What is a Roche Lobe? When dealing with Binary systems and their evolution and mass transfers in the systems, why are equipotential surfaces a point of interest? 
The one which is called the Roche lobe. Why is the effective potential in these rotating frames a property of interest? Why masses inside these equipotential surfaces should be gravitationally bounded (and what it means for them to be gravitationally bounded to a body) ? What happens if objects go beyond these equipotential surfaces? 
So many questions better if you can answer them all answering 'What's Roche Lobe ?'
 A: Here's the idea:
Let's forget about astrophysics for a second.  I've got a stationary bucket of water.  What shape does the surface take?  Of course, it'll just be a flat plane (ignoring surface tension and capillary action effects).  You might say that this is boring, but then, I'll point out that this is a constant potential surface, according to the potential $V = mgh$.  If I add water to the bucket, I just pile more on top, but the surface will still settle down to a flat surface at a constant $V$.
Now, grab the bucket with your hand, and spin around in a circle.  The surface of the water will now be curved.  How will it be curved?  So that it has constant effective potential.
OK.  Let's go back to talk about a binary star system.  If I'm close enough to one of the stars, a surface of constant potential is just kind of a deformed ball around one star.  So, if I dump a bunch of gas in that star, it will just settle down on this surface of constant potential, and be fine.  As I dump more and more gas, the surface becomes one at a higher and higher potential, and gets farther and farther from the star I'm dumping on, which makes it closer to the other star, which distorts the surface of constant potential more and more.

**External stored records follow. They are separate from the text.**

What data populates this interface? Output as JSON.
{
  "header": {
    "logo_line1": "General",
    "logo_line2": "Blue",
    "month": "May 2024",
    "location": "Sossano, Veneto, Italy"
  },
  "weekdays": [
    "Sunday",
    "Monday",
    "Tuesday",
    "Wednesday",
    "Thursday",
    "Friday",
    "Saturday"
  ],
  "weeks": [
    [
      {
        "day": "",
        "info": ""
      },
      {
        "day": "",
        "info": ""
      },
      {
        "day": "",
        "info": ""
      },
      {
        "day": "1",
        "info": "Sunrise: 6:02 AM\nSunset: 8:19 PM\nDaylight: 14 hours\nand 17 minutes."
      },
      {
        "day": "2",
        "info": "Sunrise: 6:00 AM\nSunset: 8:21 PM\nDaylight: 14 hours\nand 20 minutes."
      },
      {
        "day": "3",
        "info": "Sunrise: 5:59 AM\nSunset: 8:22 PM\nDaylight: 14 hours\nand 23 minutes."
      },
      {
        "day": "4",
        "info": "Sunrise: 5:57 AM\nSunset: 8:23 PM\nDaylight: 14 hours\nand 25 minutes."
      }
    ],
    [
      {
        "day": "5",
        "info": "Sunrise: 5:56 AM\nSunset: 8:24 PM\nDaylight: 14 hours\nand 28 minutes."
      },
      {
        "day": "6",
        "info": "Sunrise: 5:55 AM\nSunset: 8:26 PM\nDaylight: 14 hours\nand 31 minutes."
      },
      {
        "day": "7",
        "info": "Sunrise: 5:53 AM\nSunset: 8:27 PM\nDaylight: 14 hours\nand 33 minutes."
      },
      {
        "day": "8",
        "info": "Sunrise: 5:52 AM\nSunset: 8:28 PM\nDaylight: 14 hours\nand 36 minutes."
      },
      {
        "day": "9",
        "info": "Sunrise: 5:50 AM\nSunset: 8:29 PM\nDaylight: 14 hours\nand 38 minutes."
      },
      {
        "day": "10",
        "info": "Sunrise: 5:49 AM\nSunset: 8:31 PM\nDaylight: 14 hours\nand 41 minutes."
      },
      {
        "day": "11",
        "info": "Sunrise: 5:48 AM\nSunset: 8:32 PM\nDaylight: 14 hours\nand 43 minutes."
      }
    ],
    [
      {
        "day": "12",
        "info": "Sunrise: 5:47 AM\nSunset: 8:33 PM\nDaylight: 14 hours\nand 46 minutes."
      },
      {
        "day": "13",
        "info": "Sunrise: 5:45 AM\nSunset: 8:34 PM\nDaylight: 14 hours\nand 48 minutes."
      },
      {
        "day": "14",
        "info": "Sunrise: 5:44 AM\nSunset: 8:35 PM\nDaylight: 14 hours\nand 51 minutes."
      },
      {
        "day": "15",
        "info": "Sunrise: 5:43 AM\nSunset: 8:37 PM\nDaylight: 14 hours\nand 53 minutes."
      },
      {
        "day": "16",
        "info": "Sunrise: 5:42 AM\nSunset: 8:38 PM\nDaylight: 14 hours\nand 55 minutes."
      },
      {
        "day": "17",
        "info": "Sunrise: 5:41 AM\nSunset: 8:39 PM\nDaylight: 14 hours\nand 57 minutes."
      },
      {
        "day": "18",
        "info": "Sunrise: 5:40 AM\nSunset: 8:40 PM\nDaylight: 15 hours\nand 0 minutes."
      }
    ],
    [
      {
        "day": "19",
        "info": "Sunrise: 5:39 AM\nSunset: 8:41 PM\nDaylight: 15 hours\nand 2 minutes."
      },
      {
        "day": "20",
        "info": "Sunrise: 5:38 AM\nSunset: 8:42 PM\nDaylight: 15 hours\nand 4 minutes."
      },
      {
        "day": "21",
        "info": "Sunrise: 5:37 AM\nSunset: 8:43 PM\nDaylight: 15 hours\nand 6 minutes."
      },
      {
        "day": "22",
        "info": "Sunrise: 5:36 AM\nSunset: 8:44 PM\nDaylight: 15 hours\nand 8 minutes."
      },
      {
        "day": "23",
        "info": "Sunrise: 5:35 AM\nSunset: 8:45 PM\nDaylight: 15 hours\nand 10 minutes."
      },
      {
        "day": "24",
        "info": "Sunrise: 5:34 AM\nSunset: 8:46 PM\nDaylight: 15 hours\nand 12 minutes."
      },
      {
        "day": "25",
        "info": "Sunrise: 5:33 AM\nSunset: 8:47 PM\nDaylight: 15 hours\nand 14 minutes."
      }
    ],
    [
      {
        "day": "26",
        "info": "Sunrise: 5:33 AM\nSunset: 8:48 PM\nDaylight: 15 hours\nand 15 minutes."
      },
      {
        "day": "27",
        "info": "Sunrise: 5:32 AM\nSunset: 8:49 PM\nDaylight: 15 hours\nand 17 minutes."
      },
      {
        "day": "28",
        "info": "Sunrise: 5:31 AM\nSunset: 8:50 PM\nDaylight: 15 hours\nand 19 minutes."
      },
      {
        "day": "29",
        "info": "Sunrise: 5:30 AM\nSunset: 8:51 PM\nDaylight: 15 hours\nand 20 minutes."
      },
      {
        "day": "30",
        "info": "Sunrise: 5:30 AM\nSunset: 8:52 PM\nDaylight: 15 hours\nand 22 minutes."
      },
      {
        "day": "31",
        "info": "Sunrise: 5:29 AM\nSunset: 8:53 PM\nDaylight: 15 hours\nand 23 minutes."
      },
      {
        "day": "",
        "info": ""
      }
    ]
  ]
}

Eventually, the surface of constant potential doesn't belong to one star, but rather, to both.  At this point, if I add gas, it's free to go from the one star to the other wihtout losing potential energy.  But, I haven't been adding gas to the other star, so, when it leaves the first star, there's nothing over there holding it up, so it's free to fall into the second star.  So, it accretes over.
And this is all the Roche lobe is -- the smallest potential equipotential surface that goes around both stars.  And the key point is that if you load up enough gas on one star that the top layer hits the Roche lobe, it will start accreting matter to the other star, because it can no longer localize the gas to just its orbit.